W artykule opublikowanym w „South African Journal of Science” naukowiec przywołuje swój raport z analizy resztek tytoniu pochodzącego z XVII-wiecznych fajek wykopanych w Stratford-upon-Avon, w centralnej Anglii. Po przeprowadzeniu badań w policyjnym laboratorium okazało się, że kilka fajek, w których znaleziono ślady marihuany, pochodziło z ogrodu należącego wówczas do Williama Szekspira.

Wprawdzie nie ma dowodów, że fajki z marihuaną należały do barda albo że palił on marihuanę, jednak prof.
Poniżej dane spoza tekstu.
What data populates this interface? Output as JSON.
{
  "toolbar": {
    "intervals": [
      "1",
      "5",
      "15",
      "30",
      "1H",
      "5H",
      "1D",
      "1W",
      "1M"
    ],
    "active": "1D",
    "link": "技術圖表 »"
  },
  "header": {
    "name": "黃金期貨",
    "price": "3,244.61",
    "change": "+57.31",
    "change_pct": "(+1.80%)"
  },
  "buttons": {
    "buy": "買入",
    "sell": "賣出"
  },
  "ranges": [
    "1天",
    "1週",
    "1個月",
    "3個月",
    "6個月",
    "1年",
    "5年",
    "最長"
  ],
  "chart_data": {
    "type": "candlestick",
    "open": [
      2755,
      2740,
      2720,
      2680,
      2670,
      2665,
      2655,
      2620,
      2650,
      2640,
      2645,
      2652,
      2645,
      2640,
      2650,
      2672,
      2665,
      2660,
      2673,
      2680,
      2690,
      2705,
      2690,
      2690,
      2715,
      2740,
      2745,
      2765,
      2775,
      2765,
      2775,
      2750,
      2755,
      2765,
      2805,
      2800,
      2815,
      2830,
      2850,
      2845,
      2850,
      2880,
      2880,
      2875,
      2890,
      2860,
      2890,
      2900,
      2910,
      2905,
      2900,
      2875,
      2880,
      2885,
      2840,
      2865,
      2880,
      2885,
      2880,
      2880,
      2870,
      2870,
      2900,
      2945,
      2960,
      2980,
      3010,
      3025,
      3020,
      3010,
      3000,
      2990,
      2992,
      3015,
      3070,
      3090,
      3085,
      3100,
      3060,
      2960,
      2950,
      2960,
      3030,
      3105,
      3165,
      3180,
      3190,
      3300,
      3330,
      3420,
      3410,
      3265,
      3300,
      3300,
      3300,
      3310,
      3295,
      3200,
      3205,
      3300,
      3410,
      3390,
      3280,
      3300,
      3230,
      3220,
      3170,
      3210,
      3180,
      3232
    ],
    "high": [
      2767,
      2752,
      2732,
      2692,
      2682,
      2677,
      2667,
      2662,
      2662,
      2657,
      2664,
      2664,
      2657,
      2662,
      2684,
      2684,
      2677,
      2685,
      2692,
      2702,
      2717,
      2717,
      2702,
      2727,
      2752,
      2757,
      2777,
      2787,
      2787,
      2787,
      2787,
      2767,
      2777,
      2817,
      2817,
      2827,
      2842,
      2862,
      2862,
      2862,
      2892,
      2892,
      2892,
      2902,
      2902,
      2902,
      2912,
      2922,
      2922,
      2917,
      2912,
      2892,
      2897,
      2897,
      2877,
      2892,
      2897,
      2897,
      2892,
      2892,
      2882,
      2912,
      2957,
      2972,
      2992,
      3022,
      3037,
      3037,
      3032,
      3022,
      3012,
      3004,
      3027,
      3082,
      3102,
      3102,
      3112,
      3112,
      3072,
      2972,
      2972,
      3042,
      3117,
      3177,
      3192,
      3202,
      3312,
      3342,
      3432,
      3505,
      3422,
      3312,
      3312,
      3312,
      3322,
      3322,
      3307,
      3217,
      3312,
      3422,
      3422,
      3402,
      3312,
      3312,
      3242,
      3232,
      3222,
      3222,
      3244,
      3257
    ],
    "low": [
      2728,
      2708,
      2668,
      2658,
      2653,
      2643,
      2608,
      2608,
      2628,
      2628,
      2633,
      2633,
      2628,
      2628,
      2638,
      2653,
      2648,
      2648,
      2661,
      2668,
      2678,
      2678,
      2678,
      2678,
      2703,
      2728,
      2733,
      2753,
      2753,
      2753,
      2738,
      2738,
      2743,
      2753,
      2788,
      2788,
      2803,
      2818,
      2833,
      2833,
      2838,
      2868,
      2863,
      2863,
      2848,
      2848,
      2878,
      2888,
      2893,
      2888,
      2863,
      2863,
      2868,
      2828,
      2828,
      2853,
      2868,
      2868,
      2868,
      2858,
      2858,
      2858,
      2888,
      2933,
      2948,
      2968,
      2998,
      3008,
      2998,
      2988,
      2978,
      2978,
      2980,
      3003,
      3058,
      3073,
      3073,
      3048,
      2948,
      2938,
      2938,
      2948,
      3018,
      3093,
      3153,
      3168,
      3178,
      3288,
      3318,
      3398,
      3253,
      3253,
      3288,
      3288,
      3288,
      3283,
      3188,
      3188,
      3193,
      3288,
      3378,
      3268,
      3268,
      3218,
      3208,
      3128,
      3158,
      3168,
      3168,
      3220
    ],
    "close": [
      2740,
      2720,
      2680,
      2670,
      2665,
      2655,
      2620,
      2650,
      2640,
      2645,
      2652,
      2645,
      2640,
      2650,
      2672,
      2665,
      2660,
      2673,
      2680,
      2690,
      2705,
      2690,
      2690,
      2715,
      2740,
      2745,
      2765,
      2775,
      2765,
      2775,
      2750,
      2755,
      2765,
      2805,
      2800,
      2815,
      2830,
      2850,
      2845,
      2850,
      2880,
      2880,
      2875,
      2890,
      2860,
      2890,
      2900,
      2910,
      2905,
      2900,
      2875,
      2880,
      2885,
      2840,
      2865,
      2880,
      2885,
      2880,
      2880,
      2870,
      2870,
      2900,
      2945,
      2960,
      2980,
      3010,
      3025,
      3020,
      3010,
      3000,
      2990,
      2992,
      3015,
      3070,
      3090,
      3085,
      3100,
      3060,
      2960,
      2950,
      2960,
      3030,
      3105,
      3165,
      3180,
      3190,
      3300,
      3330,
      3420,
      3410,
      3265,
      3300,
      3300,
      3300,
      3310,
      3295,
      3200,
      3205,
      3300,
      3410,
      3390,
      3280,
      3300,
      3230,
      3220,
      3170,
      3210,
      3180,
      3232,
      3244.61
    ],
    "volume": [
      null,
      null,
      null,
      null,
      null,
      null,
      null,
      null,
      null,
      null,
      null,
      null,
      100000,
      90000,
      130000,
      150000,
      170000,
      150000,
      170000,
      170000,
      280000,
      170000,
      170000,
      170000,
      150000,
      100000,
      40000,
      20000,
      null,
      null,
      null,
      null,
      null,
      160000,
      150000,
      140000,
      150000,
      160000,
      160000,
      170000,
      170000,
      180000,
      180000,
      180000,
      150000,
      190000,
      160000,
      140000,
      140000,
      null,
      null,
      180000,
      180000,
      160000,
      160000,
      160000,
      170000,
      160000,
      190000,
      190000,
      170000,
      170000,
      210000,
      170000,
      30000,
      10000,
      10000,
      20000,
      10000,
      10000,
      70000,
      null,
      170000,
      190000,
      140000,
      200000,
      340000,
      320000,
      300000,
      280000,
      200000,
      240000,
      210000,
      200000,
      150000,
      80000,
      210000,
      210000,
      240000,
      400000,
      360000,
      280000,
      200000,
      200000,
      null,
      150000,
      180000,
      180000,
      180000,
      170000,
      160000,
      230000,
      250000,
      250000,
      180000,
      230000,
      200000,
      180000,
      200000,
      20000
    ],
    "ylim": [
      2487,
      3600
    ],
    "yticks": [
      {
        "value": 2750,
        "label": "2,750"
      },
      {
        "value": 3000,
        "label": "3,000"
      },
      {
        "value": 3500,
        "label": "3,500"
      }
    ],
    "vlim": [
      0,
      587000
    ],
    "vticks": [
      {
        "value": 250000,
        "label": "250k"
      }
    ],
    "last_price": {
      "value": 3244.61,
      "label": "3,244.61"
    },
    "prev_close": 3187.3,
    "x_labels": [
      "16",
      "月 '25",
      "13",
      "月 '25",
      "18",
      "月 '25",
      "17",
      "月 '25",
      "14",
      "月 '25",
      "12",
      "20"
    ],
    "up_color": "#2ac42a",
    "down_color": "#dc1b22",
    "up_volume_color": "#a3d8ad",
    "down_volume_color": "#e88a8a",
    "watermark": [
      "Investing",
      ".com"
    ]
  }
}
Francis Thackeray z Evolutionary Studies Institute na Uniwersytecie Witwatersrand w Johannesburgu dalej drąży temat, przeanalizował treść dzieł Szekspira i uważa, że trawka mogła być źródłem jego inspiracji. Wskazywać na to może choćby fragment „Sonetu 76” cytowany przez czasopismo, który brzmi: „invention in a noted weed” (w polskim przekładzie tłumaczony jako „a pomysłowość w starych szatach chodzi”, ale użyte w oryginale słowo „weed” odnosi się nie tylko do odzieży, ale też „zielska”, „tytoniu” i „marihuany”). „Myślę, że Szekspir zastosował grę słów i jest to prawdopodobnie ukryte odniesienie do marihuany” ? powiedział Thackeray.

W „Sonecie 76” znajdziemy jeszcze jeden trop. XVI-wieczny botanik, John Gerard, pisał, że w glinianych fajkach pali się wiele rodzajów „ziołowych” tytoni. Wspomina o nikotynie, ale i o „the henbane of Peru” (prawdopodobnie chodzi o kokainę otrzymywaną z liści koki). Thackeray twierdzi, że Szekspir mógł być świadomy szkodliwych skutków kokainy jako dziwnego związku chemicznego, bo w swym utworze pisze o „niewyrywaniu się w bok” do „powiązań niezwykłych”. Użyty w oryginale zwrot „compounds strange” może jednak znaczyć także „niezwykłe związki chemiczne”.